I know we have some stat heads here, and I need some help refreshing my memory on regression analysis. I have an output (N = 14) that I think might be based on three variables. When I ran the analysis, I got the following figures:
R-square = .86886
Intercept = -12.92890
Beta X = 13.1782
Beta Y = 0.80400
Beta Z = 16.5652
The Beta for Z seemed extraordinarily high to me, so I ran the analysis with just Z, and I got a number that seemed really odd to me:
R-square = 0.00363
So I ran the analysis again with X and Y, but without Z, and got:
R-square = 0.81803
Does this mean that variable Z is really doing nothing for my overall equation?
That's exactly what it means. An R-sq of 1 would mean that 100% of the variability in your dependent variable can be explained by your independent variable. With your R-sq of almost zero, it means Z is adding virtually nothing.
Big Pimpin wrote:That's exactly what it means. An R-sq of 1 would mean that 100% of the variability in your dependent variable can be explained by your independent variable. With your R-sq of almost zero, it means Z is adding virtually nothing.
Thanks. That's what I thought, but the .05 increase of from X & Y to X, Y, & Z was throwing me off.
JTWood wrote:I know we have some stat heads here, and I need some help refreshing my memory on regression analysis. I have an output (N = 14) that I think might be based on three variables. When I ran the analysis, I got the following figures:
R-square = .86886 Intercept = -12.92890 Beta X = 13.1782 Beta Y = 0.80400 Beta Z = 16.5652
The Beta for Z seemed extraordinarily high to me, so I ran the analysis with just Z, and I got a number that seemed really odd to me:
R-square = 0.00363
So I ran the analysis again with X and Y, but without Z, and got:
R-square = 0.81803
Does this mean that variable Z is really doing nothing for my overall equation?

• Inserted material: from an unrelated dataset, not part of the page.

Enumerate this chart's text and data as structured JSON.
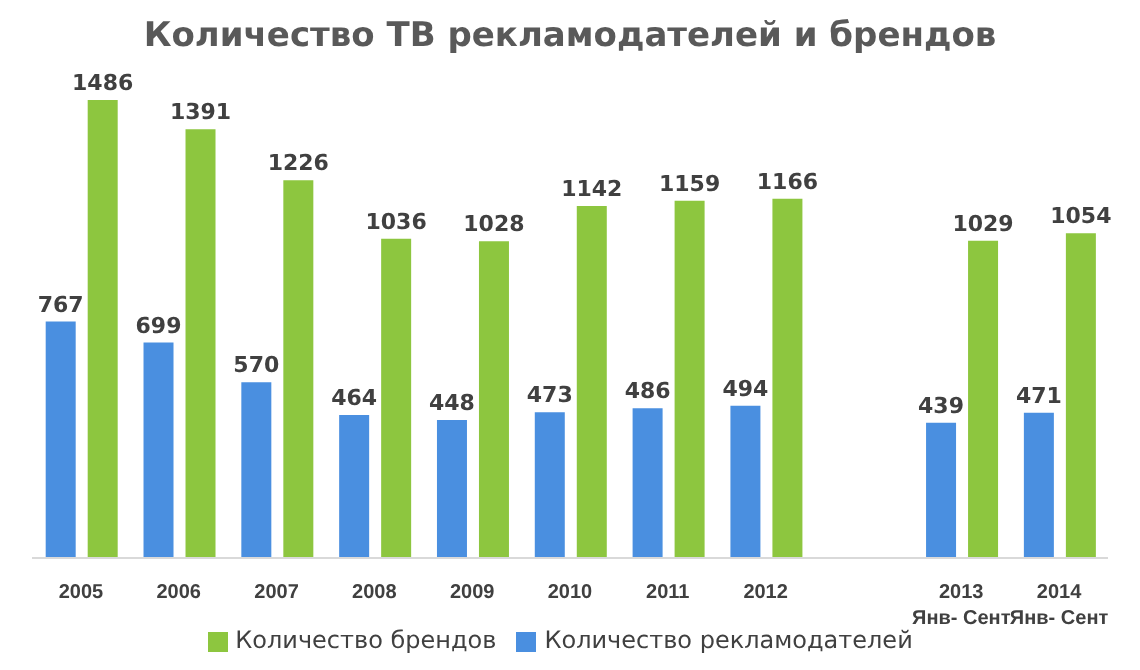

JTWood wrote:I know we have some stat heads here, and I need some help refreshing my memory on regression analysis. I have an output (N = 14) that I think might be based on three variables. When I ran the analysis, I got the following figures:
R-square = .86886 Intercept = -12.92890 Beta X = 13.1782 Beta Y = 0.80400 Beta Z = 16.5652
The Beta for Z seemed extraordinarily high to me, so I ran the analysis with just Z, and I got a number that seemed really odd to me:
R-square = 0.00363
So I ran the analysis again with X and Y, but without Z, and got:
R-square = 0.81803
Does this mean that variable Z is really doing nothing for my overall equation?

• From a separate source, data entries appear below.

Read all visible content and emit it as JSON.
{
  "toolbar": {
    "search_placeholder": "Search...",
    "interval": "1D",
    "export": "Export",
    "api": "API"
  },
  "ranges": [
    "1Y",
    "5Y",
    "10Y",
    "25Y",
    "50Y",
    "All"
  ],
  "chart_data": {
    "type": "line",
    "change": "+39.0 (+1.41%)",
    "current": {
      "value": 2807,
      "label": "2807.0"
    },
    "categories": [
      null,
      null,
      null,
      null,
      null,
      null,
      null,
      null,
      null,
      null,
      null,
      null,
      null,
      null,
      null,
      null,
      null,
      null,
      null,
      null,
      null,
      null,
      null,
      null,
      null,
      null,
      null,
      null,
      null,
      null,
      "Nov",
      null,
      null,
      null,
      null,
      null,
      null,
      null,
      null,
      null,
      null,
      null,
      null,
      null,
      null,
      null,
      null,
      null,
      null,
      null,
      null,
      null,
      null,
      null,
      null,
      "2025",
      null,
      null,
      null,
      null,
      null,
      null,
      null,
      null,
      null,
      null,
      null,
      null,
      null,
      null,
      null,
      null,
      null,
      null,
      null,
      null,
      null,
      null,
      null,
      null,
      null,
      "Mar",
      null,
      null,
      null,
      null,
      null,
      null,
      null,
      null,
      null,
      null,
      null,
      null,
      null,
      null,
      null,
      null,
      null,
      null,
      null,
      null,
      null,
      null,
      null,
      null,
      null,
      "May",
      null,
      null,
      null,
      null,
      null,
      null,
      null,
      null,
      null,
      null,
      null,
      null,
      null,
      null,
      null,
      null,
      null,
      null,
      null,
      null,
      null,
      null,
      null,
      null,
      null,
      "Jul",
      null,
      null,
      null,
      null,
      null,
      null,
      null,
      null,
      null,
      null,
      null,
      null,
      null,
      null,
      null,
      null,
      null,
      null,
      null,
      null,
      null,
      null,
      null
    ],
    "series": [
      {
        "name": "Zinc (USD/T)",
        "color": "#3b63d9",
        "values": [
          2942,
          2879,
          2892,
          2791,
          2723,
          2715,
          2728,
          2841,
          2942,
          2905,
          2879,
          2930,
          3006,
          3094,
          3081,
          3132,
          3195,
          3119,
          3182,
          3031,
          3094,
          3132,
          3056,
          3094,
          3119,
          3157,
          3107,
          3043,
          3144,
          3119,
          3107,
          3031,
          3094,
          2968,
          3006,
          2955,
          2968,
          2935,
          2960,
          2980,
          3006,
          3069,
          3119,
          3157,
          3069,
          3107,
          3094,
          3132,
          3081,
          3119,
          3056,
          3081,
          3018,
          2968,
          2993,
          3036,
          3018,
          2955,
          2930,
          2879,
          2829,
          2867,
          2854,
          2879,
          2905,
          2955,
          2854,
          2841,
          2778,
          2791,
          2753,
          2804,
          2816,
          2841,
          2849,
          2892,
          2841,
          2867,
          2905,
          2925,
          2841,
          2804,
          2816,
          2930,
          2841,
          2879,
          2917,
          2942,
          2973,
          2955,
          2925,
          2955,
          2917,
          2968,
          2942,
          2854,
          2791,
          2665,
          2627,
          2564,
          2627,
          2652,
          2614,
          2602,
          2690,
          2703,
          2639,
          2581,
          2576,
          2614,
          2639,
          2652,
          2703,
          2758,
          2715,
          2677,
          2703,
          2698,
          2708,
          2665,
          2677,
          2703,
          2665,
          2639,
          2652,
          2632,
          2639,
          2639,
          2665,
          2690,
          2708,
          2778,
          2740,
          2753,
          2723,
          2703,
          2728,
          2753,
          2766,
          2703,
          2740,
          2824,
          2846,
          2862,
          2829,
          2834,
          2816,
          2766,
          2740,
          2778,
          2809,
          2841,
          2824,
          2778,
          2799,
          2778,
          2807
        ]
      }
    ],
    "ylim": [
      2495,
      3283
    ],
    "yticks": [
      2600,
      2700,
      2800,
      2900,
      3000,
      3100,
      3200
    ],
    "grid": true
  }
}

RyanK wrote:yeah.. thats some rough stuff.. you doing that for fun JT?
Doing it for our league. You saw that stuff that daullaz posted, right? We were trying to throw all of that into a formula to predict wins in a given season, or to at least determine what events were more important to determining wins. You know that managerial efficiency stat we posted? It's either worthless as a predictor, or I'm just not using it correctly.
I'm going to try some other stuff out. We'll see how it comes out...
WharfRat wrote:Did you guys go to school for that?
I have an Accounting degree, and I took a couple stat classes. The stuff in the first post is pretty basic. There's plenty more complicated stuff than what I posted. I just remember how to do this stuff because Excel will do all of calculations for you.